A study published in the latest online issue of the Journal of Neurology Neurosurgery and Psychiatry has indicated that administration of Vitamin D supplements in pregnant women can help prevent Multiple Sclerosis in them.
The study was conducted by Dr. Jonathan Salzer from the Umea University Hospital, Sweden.
Study on Vitamin D in Pregnant Women
The research was conducted by analyzing 291,500 blood samples collected from 164,000 Swedish nationals since 1975. 192 among these had developed MS within a decade of the sample collection.
37 samples were from pregnant women whose children developed MS later. Statistical analysis of the data proved that those women with higher vitamin D levels in the blood were 61% less at risk of developing MS than those with low levels.
Among the 192 people with MS, only 4% of them (7 people) were found to have high concentrators of Vitamin D in their blood.
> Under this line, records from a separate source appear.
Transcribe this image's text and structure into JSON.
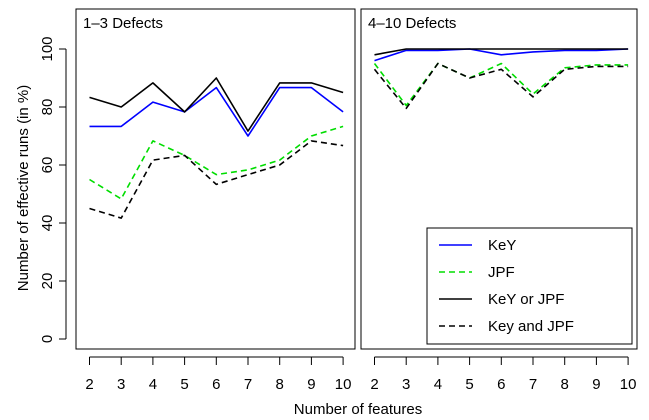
{
  "xlabel": "Number of features",
  "ylabel": "Number of effective runs (in %)",
  "colors": {
    "key": "#0000ff",
    "jpf": "#00dd00",
    "either": "#000000",
    "both": "#000000"
  },
  "legend": {
    "placement": "bottom-right of right panel",
    "entries": [
      "KeY",
      "JPF",
      "KeY or JPF",
      "Key and JPF"
    ]
  },
  "chart_data": [
    {
      "type": "line",
      "title": "1–3 Defects",
      "x": [
        2,
        3,
        4,
        5,
        6,
        7,
        8,
        9,
        10
      ],
      "ylim": [
        0,
        100
      ],
      "yticks": [
        0,
        20,
        40,
        60,
        80,
        100
      ],
      "grid": false,
      "series": [
        {
          "name": "KeY",
          "style": "solid",
          "color": "#0000ff",
          "values": [
            73.3,
            73.3,
            81.7,
            78.3,
            86.7,
            70.0,
            86.7,
            86.7,
            78.3
          ]
        },
        {
          "name": "JPF",
          "style": "dashed",
          "color": "#00dd00",
          "values": [
            55.0,
            48.3,
            68.3,
            63.3,
            56.7,
            58.3,
            61.7,
            70.0,
            73.3
          ]
        },
        {
          "name": "KeY or JPF",
          "style": "solid",
          "color": "#000000",
          "values": [
            83.3,
            80.0,
            88.3,
            78.3,
            90.0,
            71.7,
            88.3,
            88.3,
            85.0
          ]
        },
        {
          "name": "Key and JPF",
          "style": "dashed",
          "color": "#000000",
          "values": [
            45.0,
            41.7,
            61.7,
            63.3,
            53.3,
            56.7,
            60.0,
            68.3,
            66.7
          ]
        }
      ]
    },
    {
      "type": "line",
      "title": "4–10 Defects",
      "x": [
        2,
        3,
        4,
        5,
        6,
        7,
        8,
        9,
        10
      ],
      "ylim": [
        0,
        100
      ],
      "grid": false,
      "series": [
        {
          "name": "KeY",
          "style": "solid",
          "color": "#0000ff",
          "values": [
            96.0,
            99.5,
            99.5,
            100.0,
            98.0,
            99.0,
            99.5,
            99.5,
            100.0
          ]
        },
        {
          "name": "JPF",
          "style": "dashed",
          "color": "#00dd00",
          "values": [
            95.0,
            80.5,
            95.0,
            90.0,
            95.0,
            84.5,
            93.5,
            94.5,
            94.5
          ]
        },
        {
          "name": "KeY or JPF",
          "style": "solid",
          "color": "#000000",
          "values": [
            98.0,
            100.0,
            100.0,
            100.0,
            100.0,
            100.0,
            100.0,
            100.0,
            100.0
          ]
        },
        {
          "name": "Key and JPF",
          "style": "dashed",
          "color": "#000000",
          "values": [
            93.0,
            79.5,
            95.0,
            90.0,
            93.0,
            83.5,
            93.0,
            94.0,
            94.0
          ]
        }
      ]
    }
  ]
}
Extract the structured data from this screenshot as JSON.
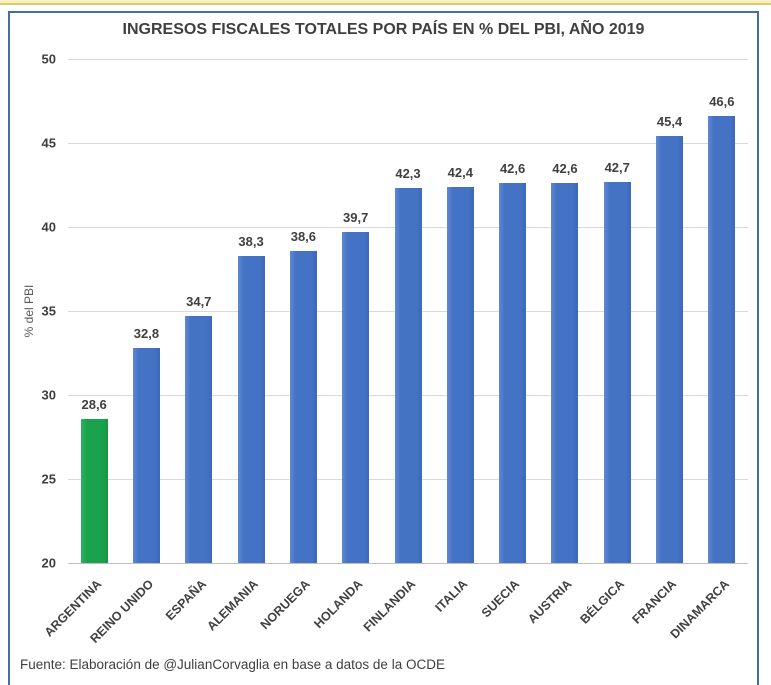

Among those without MS, 8% had high vitamin D levels. And another finding that is of relevance today is that since 1975, the average vitamin D levels among individuals is on the decline and the researchers feel that this could be attributed to the increasing MS cases worldwide.
Vitamin D and Multiple Sclerosis
Vitamin D is produced in our body when it is exposed to sunlight. Between the winter months of October to March, exposure to sunlight, especially in cold countries is very limited. This leads to lower vitamin D production in the body and in turn higher risk of multiple sclerosis. In pregnant women this is found to be causing MS not only in the mother but even the child in later years. Statistical data has revealed that in western countries, babies born during April stand a higher risk of multiple sclerosis than those born in October or November.
The research therefore concluded that lack of appropriate levels of vitamin D is an important factor in development of multiple sclerosis among pregnant women and their newborns.